Ruling: In a 3-2 decision, the Vermont Supreme Court reversed the commissioner of labor's finding that a worker was intoxicated at the time of his injury and that his claim was barred. The court remanded the case for a threshold determination of whether the injury occurred in the course of the worker's employment.

What it means: In Vermont, the positional risk doctrine mandates that an employee's injury arises out of his employment if it would not have occurred but for the fact that the conditions and obligations of his employment placed him in the position where he was injured. Even when an injury occurs away from the workplace, its cause can be distinct in time and place.

Summary: An employee for a milk hauling company was severely burned when he accidentally drank a caustic chemical used to clean the trucks. A coworker offered the employee an abandoned bottle of soda which the employee took home. After drinking a few beers, he drank from the bottle and immediately felt burning in his mouth, throat and stomach. He was rushed to the hospital, where his blood work indicated he was intoxicated. The employer argued that his intoxication was a complete bar to any benefits claim.

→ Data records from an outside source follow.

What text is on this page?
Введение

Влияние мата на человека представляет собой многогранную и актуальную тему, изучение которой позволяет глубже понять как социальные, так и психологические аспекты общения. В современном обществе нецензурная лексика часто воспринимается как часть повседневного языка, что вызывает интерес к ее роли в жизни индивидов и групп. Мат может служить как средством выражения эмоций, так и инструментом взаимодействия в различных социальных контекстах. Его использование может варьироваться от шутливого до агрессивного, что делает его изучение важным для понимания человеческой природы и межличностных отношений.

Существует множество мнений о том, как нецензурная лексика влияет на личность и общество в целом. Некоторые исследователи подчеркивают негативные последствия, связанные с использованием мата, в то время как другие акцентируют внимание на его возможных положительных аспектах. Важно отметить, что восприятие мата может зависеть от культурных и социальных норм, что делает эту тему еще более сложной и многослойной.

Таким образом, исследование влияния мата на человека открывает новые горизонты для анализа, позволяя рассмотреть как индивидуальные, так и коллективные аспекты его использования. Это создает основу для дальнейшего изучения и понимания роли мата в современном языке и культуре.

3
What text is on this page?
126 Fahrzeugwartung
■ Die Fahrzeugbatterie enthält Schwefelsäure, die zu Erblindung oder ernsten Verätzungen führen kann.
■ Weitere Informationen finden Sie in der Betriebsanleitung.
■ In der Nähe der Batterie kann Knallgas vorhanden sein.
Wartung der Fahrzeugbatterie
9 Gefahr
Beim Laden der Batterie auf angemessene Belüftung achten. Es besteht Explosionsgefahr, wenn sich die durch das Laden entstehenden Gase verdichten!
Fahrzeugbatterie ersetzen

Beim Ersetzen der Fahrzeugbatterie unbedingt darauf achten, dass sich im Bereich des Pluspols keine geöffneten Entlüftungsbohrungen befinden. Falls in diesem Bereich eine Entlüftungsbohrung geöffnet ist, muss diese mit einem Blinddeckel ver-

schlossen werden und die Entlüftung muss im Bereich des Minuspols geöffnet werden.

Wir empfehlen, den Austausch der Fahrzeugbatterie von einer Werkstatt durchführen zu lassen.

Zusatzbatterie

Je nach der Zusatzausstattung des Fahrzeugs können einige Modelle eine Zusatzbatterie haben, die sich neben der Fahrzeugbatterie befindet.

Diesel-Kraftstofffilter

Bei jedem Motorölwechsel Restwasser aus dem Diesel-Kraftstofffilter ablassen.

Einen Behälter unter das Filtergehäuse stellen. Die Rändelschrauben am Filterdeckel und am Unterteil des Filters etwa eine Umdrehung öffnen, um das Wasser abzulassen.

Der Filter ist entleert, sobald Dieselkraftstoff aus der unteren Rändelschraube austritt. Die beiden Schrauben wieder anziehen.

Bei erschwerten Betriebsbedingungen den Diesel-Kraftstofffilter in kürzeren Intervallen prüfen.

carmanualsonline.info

The Vermont Supreme Court determined the commissioner of labor erred in finding the claim was barred by the intoxication defense because the commissioner failed to initially address whether the employee's injury arose out of and in the course of his employment. The high court determined that the employee was put in a positional risk situation. His injury arose out of his work because his acceptance of the bottle "put the mechanism of injury in motion." It also concluded that he was not intoxicated when he was given the bottle. It remanded for a determination of whether the employee's injury occurred in the course of his employment.

The dissent observed that the facts of the case were "unusual and extreme" and that the case was an example of the adage "[e]xceptional cases must not be permitted to beget bad law."It noted that Vermont's intoxication defense is unique because it completely bars workers' compensation benefits for an injury that is caused "by or during" the employee's intoxication, rather than requiring a causal connection like most states. The dissent argued that the majority ignored the "during" aspect of the law, as the employee's injury was caused by drinking from the bottle when the employee was drunk.